For me, that scene was particularly affecting. I watched it shortly after reconciling with my own estranged family, and like Jung and Appa, we were brought together through injury. It took time for the ice to thaw, but in the end the ties that bound us, though frayed, endured. Jung and Appa slowly find their way back together, a story to which so many families can relate.
In that way, as in most, the humor and charm of Kim’s Convenience is universal, transcending borders and cultures and speaking to our common humanity. But it is impossible to discuss the legacy of this show without discussing the ways in which it was unique. For much of its run, the series was one of only two on North American television which starred a predominantly Asian cast–the other being the aforementioned Fresh off the Boat.
The significance of that representation cannot be understated. “I think a show like Kim’s Convenience is proof that representation matters,” series star Paul Sun-Hyung Lee said in 2018, when accepting the Canadian Screen Award for his performance. “When communities and people see themselves reflected up on the screens it is an inspiring and very powerful moment for them, because it means they’ve been moved from the margins and into the forefront. And it gives them a voice. And it gives them hope.”
Kim’s Convenience certainly gave hope to a lot of people, which is what makes its cancellation so upsetting. The show remains popular, both in its native Canada and around the world thanks to Netflix. The series creators, however, have decided to pursue other projects and the CBC felt it better to end the show rather than continue without them. Rubbing salt in the wound, this means that many of the storylines fans have followed for five seasons will not be wrapped up. The final episodes are currently airing in Canada, so exactly how the show ends has yet to be revealed. But the abrupt cancellation means there will not be the satisfying resolution fans deserve—will Janet and Gerald get together? will Jung and Appa finally bury the hatchet? what will happen with Umma’s multiple sclerosis?–and that is frustrating for a show that has meant so much to so many people.
That frustration is compounded by the fact that there is no other show like it on television today. I don’t mean that in the schmaltzy cliché way of saying “oh, it was so good”–though it is–but in a very literal sense. Kim’s Convenience is, as of now, the only show on North American television fronted by a predominantly Asian cast and focused on telling the stories of Asian people. Once it is gone, there will be none.

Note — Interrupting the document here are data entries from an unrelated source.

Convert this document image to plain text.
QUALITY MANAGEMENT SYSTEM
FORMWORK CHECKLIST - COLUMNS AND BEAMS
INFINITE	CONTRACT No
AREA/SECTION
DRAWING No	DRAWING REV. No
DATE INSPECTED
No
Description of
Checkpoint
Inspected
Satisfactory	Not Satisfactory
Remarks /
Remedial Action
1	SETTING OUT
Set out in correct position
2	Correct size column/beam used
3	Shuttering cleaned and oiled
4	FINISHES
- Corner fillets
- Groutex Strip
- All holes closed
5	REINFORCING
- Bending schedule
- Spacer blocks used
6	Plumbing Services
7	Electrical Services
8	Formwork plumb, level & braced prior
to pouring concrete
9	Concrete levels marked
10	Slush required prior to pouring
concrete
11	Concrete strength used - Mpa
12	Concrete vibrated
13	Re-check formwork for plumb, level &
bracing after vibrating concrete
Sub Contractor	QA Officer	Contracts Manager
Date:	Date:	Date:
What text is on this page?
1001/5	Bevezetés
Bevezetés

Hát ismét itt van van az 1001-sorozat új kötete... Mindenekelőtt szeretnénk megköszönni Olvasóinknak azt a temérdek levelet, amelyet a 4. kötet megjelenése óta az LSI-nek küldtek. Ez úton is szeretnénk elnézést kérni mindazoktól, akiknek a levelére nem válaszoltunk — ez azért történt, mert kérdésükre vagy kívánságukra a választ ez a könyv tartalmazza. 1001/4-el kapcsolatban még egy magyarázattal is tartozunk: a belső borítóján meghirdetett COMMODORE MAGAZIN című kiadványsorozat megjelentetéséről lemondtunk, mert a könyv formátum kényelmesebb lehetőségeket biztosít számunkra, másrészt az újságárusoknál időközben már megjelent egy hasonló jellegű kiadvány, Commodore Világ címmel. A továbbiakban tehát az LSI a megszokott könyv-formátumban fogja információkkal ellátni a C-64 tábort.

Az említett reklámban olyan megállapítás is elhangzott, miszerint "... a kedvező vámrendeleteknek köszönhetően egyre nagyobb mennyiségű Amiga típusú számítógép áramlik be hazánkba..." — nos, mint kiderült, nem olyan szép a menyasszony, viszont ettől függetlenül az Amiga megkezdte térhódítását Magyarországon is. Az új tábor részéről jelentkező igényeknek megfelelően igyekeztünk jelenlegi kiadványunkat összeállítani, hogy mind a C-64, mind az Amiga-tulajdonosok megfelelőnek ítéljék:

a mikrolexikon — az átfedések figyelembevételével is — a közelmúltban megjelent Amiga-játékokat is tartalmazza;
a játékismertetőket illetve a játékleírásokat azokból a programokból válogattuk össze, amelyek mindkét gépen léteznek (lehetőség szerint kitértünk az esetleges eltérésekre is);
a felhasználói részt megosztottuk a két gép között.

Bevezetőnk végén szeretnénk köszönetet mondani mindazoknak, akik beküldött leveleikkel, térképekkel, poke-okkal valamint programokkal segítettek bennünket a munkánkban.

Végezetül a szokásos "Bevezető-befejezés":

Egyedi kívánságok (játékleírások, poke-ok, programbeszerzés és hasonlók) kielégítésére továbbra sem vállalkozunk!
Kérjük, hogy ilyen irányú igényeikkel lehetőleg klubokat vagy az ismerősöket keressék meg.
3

That strikes to the heart of the problem. Losing a beloved show is always hard for long time viewers, but when that show is the only representation you have of yourself or your story on television, it stings even worse. It was twenty years between Margaret Cho’s All-American Girl, the first US sitcom to star an Asian-American family, and Fresh Off the Boat, which premiered a year before Kim’s Convenience and ended a year before it, too. Will it be another 20 years before we see an Asian family on TV?
The fact that Simu Liu has been cast as the Asian actor to lead a Marvel film gives me hope that it won’t be. Conversations in Hollywood are dominated by talk of representation right now, and shows like Kim’s Convenience prove there’s a hunger for diverse stories. I don’t know what the next barrier to be broken will be, but I am confident it won’t take two decades for us to get there.